> Strangest attraction: Talking Penguin Statue
> Year built: 1989
> Location: Glacier Gateway Inn, Cut Bank
> Closest city: Great Falls
Cut Bank, a town of 3,000 considers itself to be the coldest spot in the nation. To back up its claim it has a 27-foot tall talking penguin made from 10,000 pounds of concrete over a metal frame, which talks (when its speaker works), bleating out the slogan, “Welcome to Cut Bank, the Coldest Spot in the Nation!”
> Strangest attraction: Kool-Aid: Discover the Dream exhibit at the Hastings Museum
> Year built: 1927
> Location: Hastings Museum, Hastings
> Closest city: Omaha
Kool-Aid, the flavored powdered drink mix, is the creation of Edward Perkins, who came up with the concoction in his mother’s kitchen. The Hastings Museum’s Kool-Aid: Discover the Dream exhibit explores the life of Perkins, whose other creations included Nix-O-Tine Tobacco Remedy and M, a gasoline additive.

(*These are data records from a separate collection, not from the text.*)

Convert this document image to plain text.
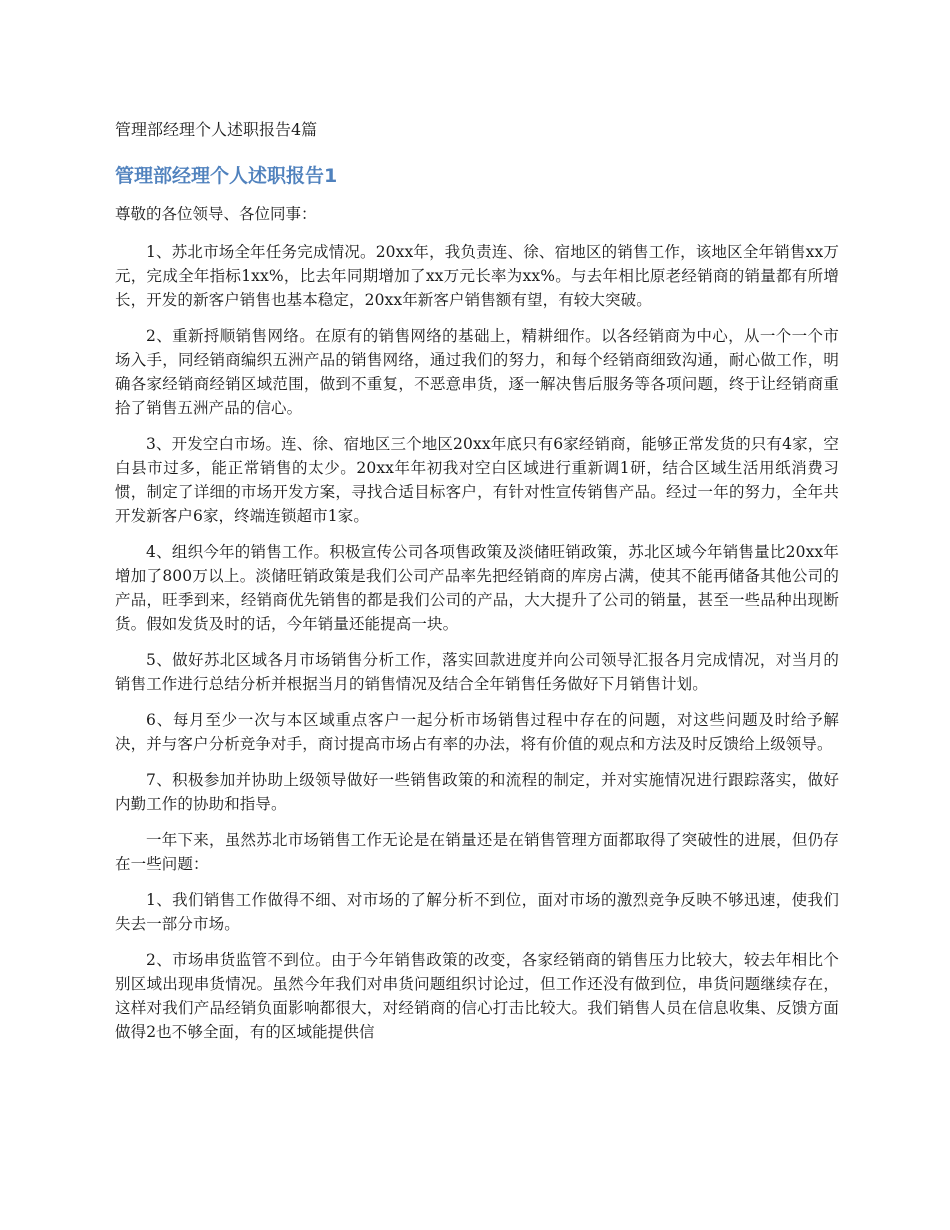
管理部经理个人述职报告4篇
管理部经理个人述职报告1
尊敬的各位领导、各位同事：

1、苏北市场全年任务完成情况。20xx年，我负责连、徐、宿地区的销售工作，该地区全年销售xx万元，完成全年指标1xx%，比去年同期增加了xx万元长率为xx%。与去年相比原老经销商的销量都有所增长，开发的新客户销售也基本稳定，20xx年新客户销售额有望，有较大突破。

2、重新捋顺销售网络。在原有的销售网络的基础上，精耕细作。以各经销商为中心，从一个一个市场入手，同经销商编织五洲产品的销售网络，通过我们的努力，和每个经销商细致沟通，耐心做工作，明确各家经销商经销区域范围，做到不重复，不恶意串货，逐一解决售后服务等各项问题，终于让经销商重拾了销售五洲产品的信心。

3、开发空白市场。连、徐、宿地区三个地区20xx年底只有6家经销商，能够正常发货的只有4家，空白县市过多，能正常销售的太少。20xx年年初我对空白区域进行重新调1研，结合区域生活用纸消费习惯，制定了详细的市场开发方案，寻找合适目标客户，有针对性宣传销售产品。经过一年的努力，全年共开发新客户6家，终端连锁超市1家。

4、组织今年的销售工作。积极宣传公司各项售政策及淡储旺销政策，苏北区域今年销售量比20xx年增加了800万以上。淡储旺销政策是我们公司产品率先把经销商的库房占满，使其不能再储备其他公司的产品，旺季到来，经销商优先销售的都是我们公司的产品，大大提升了公司的销量，甚至一些品种出现断货。假如发货及时的话，今年销量还能提高一块。

5、做好苏北区域各月市场销售分析工作，落实回款进度并向公司领导汇报各月完成情况，对当月的销售工作进行总结分析并根据当月的销售情况及结合全年销售任务做好下月销售计划。

6、每月至少一次与本区域重点客户一起分析市场销售过程中存在的问题，对这些问题及时给予解决，并与客户分析竞争对手，商讨提高市场占有率的办法，将有价值的观点和方法及时反馈给上级领导。

7、积极参加并协助上级领导做好一些销售政策的和流程的制定，并对实施情况进行跟踪落实，做好内勤工作的协助和指导。

一年下来，虽然苏北市场销售工作无论是在销量还是在销售管理方面都取得了突破性的进展，但仍存在一些问题：

1、我们销售工作做得不细、对市场的了解分析不到位，面对市场的激烈竞争反映不够迅速，使我们失去一部分市场。

2、市场串货监管不到位。由于今年销售政策的改变，各家经销商的销售压力比较大，较去年相比个别区域出现串货情况。虽然今年我们对串货问题组织讨论过，但工作还没有做到位，串货问题继续存在，这样对我们产品经销负面影响都很大，对经销商的信心打击比较大。我们销售人员在信息收集、反馈方面做得2也不够全面，有的区域能提供信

> Strangest attraction: Toilet Paper Hero of Hoover Dam
> Year built: 2007
> Location: Nevada Way, Boulder City
> Closest city: Las Vegas
Can you imagine cleaning latrines for 7,000 men in 120 degree heat? That was the inspiration for Steven Liguori for his statue to “Alabam,” who worked at the nearby Hoover Dam construction site. Alabam cleaned the outhouses, an thankless job that Ligouri honored with this statue.
29. New Hampshire
> Strangest attraction: The Redstone Rocket
> Year built: 1971
> Location: Water St., Warren
> Closest city: Concord
Warren, a small town of less than 1,000 people in the middle of the state, stands out for its 66-foot Redstone rocket shell. This type of rocket was used to launch the first American satellites and astronauts. The Rocket stands upright on top of a cement block in the center of town between the Methodist church and the municipal building.
30. New Jersey
> Strangest attraction: World’s Largest Light Bulb
> Year built: 1938
> Location: Christie St., Edison
> Closest city: Edison
It shouldn’t be a surprise that atop the Edison Memorial Tower at the Thomas Edison Center at Menlo Park, named for the man who developed the practical electric light bulb, there’s the world’s largest light bulb. It’s 14 feet tall, weighs eight tons, and crowns the 12-story tower.